Darüber hinaus lege die Gemeinde viel Wert darauf, Zuzügerinnen und Zuzüger ins Dorfleben zu integrieren, sagt Stefanie Orlandi, nicht zuletzt auch mit dem Gedanken, diese für politische Aufgaben im Dorf zu gewinnen. Als am vergangenen Wochenende der ausgebaute und auf zwei Tage verlängerte «Diepfliker Märt» abgehalten wurde, war dieser trotz mässigem Wetter gut besucht. «Und es waren viele neue Einwohner anzutreffen», hält die Gemeindepräsidentin fest.
Dass Diepflingen bereits in den 15 Jahren davor bestens gedieh, ist unter anderem auf den Ausbau der Quartiere Pferch oberhalb der Hauensteinlinie, der Vordermatt und des Neuwegs zurückzuführen.

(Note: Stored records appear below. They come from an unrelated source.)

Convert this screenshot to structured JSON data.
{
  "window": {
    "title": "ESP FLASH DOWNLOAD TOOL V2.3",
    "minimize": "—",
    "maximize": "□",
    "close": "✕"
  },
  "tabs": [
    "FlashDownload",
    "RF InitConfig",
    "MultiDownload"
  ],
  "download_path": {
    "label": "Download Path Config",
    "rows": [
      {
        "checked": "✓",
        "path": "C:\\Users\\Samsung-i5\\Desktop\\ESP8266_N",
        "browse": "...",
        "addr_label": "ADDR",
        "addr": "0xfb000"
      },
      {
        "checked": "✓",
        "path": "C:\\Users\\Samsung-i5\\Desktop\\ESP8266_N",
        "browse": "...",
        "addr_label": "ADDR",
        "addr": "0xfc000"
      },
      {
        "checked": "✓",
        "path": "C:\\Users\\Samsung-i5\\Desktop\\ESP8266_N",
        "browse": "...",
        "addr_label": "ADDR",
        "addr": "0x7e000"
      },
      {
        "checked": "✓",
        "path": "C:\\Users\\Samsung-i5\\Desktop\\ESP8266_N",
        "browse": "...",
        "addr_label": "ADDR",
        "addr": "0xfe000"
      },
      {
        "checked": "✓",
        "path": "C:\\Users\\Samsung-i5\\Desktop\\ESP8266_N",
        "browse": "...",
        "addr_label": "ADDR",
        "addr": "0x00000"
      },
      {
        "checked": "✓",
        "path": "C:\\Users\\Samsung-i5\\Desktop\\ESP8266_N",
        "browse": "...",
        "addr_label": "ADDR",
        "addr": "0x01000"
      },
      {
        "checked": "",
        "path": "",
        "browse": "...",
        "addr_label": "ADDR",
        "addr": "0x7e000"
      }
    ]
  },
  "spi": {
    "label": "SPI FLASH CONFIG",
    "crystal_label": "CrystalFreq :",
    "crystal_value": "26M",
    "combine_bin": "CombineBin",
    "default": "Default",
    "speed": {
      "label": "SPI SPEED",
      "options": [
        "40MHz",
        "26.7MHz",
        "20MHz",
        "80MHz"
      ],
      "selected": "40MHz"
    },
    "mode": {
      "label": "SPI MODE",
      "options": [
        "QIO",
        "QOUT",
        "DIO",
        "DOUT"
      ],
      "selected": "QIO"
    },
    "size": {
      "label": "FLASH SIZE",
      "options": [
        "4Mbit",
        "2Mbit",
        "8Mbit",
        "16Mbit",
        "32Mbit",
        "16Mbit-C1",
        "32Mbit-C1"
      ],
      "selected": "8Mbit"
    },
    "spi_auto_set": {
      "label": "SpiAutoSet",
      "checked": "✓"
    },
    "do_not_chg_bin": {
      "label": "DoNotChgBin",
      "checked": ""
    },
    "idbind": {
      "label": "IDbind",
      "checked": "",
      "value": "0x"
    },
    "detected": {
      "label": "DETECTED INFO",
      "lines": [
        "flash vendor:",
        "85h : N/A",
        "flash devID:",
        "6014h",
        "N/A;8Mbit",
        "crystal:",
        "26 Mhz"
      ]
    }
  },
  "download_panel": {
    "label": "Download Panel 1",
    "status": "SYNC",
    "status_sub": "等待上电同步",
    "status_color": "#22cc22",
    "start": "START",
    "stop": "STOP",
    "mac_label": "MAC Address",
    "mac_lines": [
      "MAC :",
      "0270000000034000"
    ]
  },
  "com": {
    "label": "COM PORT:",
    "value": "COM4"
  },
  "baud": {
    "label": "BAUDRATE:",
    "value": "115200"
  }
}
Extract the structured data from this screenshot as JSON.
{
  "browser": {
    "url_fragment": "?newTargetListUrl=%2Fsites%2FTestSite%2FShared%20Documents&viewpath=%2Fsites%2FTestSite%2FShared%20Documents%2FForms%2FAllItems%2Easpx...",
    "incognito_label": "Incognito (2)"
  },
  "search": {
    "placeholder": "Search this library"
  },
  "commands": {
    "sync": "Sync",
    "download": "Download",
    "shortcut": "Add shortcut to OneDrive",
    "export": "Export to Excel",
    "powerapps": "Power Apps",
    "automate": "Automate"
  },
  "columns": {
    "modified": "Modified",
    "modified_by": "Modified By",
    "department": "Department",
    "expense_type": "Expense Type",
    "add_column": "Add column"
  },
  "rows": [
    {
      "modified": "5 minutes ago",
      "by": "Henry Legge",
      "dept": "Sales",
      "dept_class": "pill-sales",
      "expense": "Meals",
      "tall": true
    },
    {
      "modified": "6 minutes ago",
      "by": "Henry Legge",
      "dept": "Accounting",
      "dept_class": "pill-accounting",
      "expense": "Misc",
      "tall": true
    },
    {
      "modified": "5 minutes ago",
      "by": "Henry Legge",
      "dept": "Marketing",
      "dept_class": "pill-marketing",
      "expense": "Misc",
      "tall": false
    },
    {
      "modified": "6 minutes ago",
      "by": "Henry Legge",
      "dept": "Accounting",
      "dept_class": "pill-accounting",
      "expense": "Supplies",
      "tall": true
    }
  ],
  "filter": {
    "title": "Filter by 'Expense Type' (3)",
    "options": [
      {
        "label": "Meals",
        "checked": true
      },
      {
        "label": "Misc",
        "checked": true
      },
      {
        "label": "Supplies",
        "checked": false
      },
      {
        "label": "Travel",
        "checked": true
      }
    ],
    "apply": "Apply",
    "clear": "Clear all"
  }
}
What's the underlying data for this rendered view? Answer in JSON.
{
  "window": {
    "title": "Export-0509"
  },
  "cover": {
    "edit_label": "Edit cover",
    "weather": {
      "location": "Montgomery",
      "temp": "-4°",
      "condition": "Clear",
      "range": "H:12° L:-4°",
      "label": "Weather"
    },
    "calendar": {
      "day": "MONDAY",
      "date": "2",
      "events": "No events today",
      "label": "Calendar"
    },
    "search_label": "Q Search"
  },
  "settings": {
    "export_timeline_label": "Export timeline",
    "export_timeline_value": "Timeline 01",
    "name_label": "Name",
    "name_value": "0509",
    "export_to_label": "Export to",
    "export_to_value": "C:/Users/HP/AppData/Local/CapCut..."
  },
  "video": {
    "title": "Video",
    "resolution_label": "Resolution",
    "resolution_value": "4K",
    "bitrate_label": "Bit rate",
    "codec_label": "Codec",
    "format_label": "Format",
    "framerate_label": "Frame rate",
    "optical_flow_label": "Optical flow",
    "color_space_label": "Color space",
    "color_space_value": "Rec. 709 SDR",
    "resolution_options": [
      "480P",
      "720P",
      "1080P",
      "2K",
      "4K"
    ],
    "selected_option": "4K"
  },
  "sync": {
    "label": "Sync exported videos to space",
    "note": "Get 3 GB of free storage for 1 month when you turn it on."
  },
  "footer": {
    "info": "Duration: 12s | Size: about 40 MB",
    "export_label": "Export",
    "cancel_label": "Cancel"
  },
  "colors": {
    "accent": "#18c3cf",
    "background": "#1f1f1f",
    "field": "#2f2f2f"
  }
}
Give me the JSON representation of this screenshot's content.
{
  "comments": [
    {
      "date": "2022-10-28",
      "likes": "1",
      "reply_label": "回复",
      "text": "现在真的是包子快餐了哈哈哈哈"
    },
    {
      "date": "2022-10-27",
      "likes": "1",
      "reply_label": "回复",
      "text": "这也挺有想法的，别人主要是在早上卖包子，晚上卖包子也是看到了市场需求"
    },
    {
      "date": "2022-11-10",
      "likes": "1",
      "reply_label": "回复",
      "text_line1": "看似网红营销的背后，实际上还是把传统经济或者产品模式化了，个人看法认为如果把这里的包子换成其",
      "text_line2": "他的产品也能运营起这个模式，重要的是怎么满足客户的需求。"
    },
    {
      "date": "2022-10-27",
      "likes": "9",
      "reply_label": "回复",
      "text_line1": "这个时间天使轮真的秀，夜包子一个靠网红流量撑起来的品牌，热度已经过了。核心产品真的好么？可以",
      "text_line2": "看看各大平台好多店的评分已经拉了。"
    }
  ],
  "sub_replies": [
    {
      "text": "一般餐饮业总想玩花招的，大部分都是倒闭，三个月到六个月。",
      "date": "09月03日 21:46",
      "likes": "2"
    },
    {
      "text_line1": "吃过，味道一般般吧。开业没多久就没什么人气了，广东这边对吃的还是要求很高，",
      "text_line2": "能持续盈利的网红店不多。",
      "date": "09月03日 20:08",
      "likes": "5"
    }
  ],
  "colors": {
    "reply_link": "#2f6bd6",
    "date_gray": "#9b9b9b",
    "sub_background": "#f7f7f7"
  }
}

Wachstum erfordere gerade im Raum-Management Flexibilität, stellt Orlandi fest, zählt man doch aktuell beinahe 100 Schülerinnen und Schüler. Da wird der Gemeinderat dieses Jahr etwas durchatmen können: Nach dem aussergewöhnlichen 2024 zeichnet sich für 2025 ein weit ruhigeres Jahr ab.
17 Gemeinden im Minus
Was die Bevölkerungsstatistik über das Oberbaselbiet auch noch verrät: Der Bezirk Sissach hat mit 1,04 Prozent klar am stärkten zugelegt, während der Bezirk Waldenburg – im Jahr 2023 mit 1,7 Prozent noch zuvorderst in dieser Rangliste – einen Rückgang um 0,16 Prozent erlebt. 27 der 86 Baselbieter Gemeinden verloren Einwohner – 17 von ihnen befinden sich im Oberbaselbiet (siehe unten).
Kilchberg, vor 10 Jahren noch die kleinste Gemeinde des Baselbiets, wuchs 2024 um weitere 4 Personen an und zählt neu 182 Einwohnerinnen und Einwohner. Damit wird Liedertswil (152) noch stärker distanziert. Mit seinem Minus von 2 Personen büsste der «Tschoppenhof» wie die anderen Kleingemeinden ausser Kilchberg erneut Einwohner ein. Diese anderen sind: Häfelfingen (247, -5), Hemmiken (265, -3) und Nusshof (282, -4).